Report Finds Women Advanced at Accounting Firms Despite Pandemic Disruptions

Ruth Singleton
Published Date:
Oct 20, 2021


According to a recently published Accounting MOVE Project report, accounting firms continued to promote women to senior leadership during the pandemic. This year, women represent 32 percent of partners and principals at the firms that participated in the Accounting MOVE Project, up from 29 percent in 2020. Firms that already had women-friendly remote work protocols in place before the 2020 COVID-19 pandemic began experienced a significant advantage when the firms shifted suddenly to work-from-home policies. 

The Accounting MOVE Project is based on the MOVE methodology, developed by research partner Wilson-Taylor Associates, Inc., which investigates the factors proven to be essential to women’s career success. These are: M – Money: fair pay practices; O – Opportunity: advancement and leadership development; V – Vital supports: work-life programs that remove barriers; E – Entrepreneurship: operating experience for managing or business ownership. The project’s partners in the report were professional services firm Moss Adams, the Accounting & Financial Women’s Alliance, and webinar presenter 

Among the report’s findings with regard to money/ pay equity policies and practices were the following: 45 percent of firms now track pay equity for new hires, compared to 41 percent in 2020; 59 percent now track pay equity by firm department, up from 55 percent in 2020; and  45 percent apply pay equity audits and analysis on an “as needed” basis, down from 69 percent in 2020. 

With regard to opportunities for advancement, the report found that 93 percent  of firms offer online training in leadership development skills, up from 86 percent in 2020; 86 percent  now bring in external coaches for focused improvement in partnership candidates, compared to 76 percent in 202 ; and 59 percent of firms now deliberately draw rising women into client-facing roles, compared to 52 percent in 2020.  

As for vital supports for work/life programs, the report found that 28 percent of firms now offer employee resource groups for Black employees, up from 21 percent in 2020;  28 percent offer employee resource groups for working parents, up from 21 percent in 2020; and 66 percent now train managers in the specific skill of managing remote teams, up from 45 percent in 2020. 

With regard to entrepreneurship and business development, the report found that 48 percent of firms collaborate with local groups that support women and/or minority-owned small businesses, up from 38 percent in 2020, and that 62 percent use that support of local entrepreneurs in marketing, up from 52 percent in 2020. Yet it also found that 48 percent specifically use internal employee resource groups in that same marketing to local entrepreneurs, down from 62 percent in 2020.  

The MOVE Project also surveyed participants about diversity, equity and inclusion (DEI) matters.
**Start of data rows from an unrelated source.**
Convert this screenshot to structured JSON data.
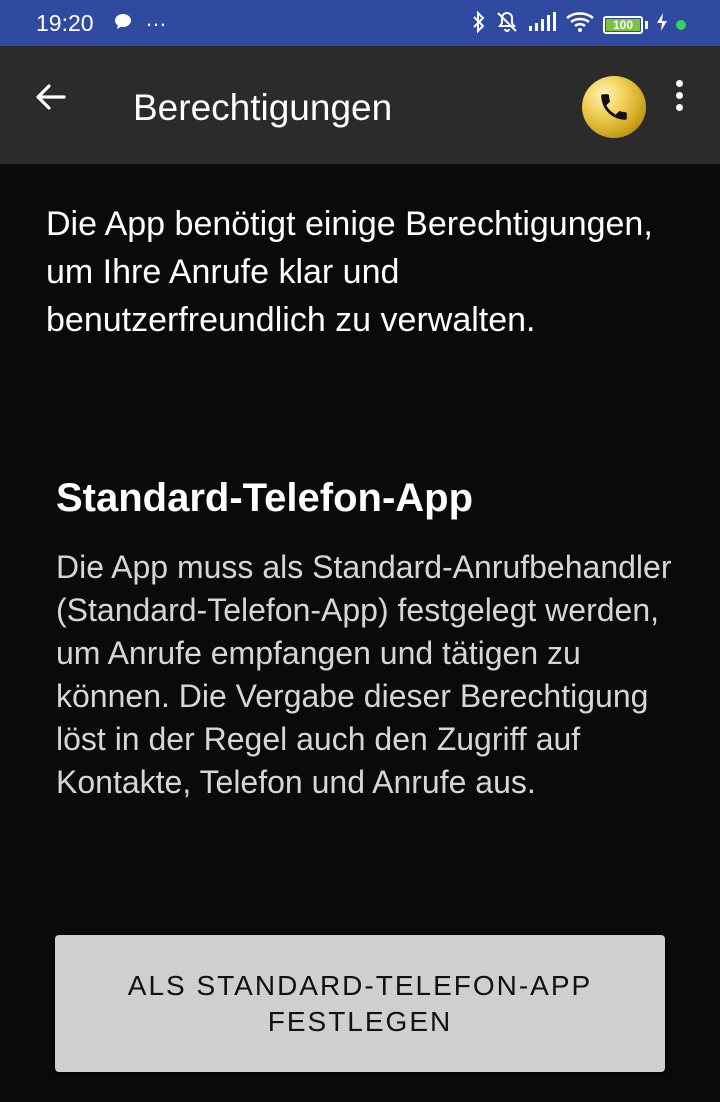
{
  "status_bar": {
    "time": "19:20",
    "dots": "…",
    "battery_level": "100",
    "icons": [
      "chat-bubble-icon",
      "bluetooth-icon",
      "bell-muted-icon",
      "signal-icon",
      "wifi-icon",
      "battery-icon",
      "charging-icon"
    ],
    "accent": "#2f4aa0"
  },
  "app_bar": {
    "title": "Berechtigungen",
    "back_icon": "arrow-left-icon",
    "logo_icon": "phone-icon",
    "menu_icon": "more-vert-icon"
  },
  "content": {
    "intro": "Die App benötigt einige Berechtigungen, um Ihre Anrufe klar und benutzerfreundlich zu verwalten.",
    "section_title": "Standard-Telefon-App",
    "section_description": "Die App muss als Standard-Anrufbehandler (Standard-Telefon-App) festgelegt werden, um Anrufe empfangen und tätigen zu können. Die Vergabe dieser Berechtigung löst in der Regel auch den Zugriff auf Kontakte, Telefon und Anrufe aus.",
    "button_label": "ALS STANDARD-TELEFON-APP FESTLEGEN"
  }
}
The report found that “MOVE Project firms largely stayed the course with employee resource groups devoted to supporting the career ambitions of ethnic minorities; women; LGBTQ; veterans; and other historically under-represented groups. But seven firms that previously had taken a minimalist approach to formal programs instituted multi-dimensional diversity efforts that span all groups and identities and invested heavily with full-time, dedicated staff and budgets.” 

“The seismic shift to remote work has realigned the recruiting landscape,” the report continued. “The chronic competition for talent now has no geographic boundaries —a dynamic that cuts both ways: firms must compete nationwide for talent, and on terms that accentuate culture and opportunity, amplifying recruits’ expectations of evidence of real results for diversity efforts.” 

In addition, the report said “Virtual meetings leveled the speaking field for some women and ethnic minorities who had previously gravitated to the perimeters of onsite meetings, and who had refrained from speaking up.”  

For its 2021 report, the  MOVE Project team at Wilson-Taylor Associates surveyed and interviewed 43 accounting and advisory firms representing 27,000 employees from May through August 2021. Just for this year, the project requested that firms submit only demographics about the overall proportion of women and ethnic minorities as all employees and as partners and principals. The project explained, “This temporary ‘light’ count recognized that many firms are still realigning employee headcounts after laying off, furloughing and then reinstating substantial numbers of employees in 2020 and 2021, complicating the very definition of ‘employee.’ In 2022, the Accounting MOVE Project will resume collecting and analyzing the ongoing slate of full demographics that measure and support the advancement of women and ethnic minorities at accounting and advisory firms.”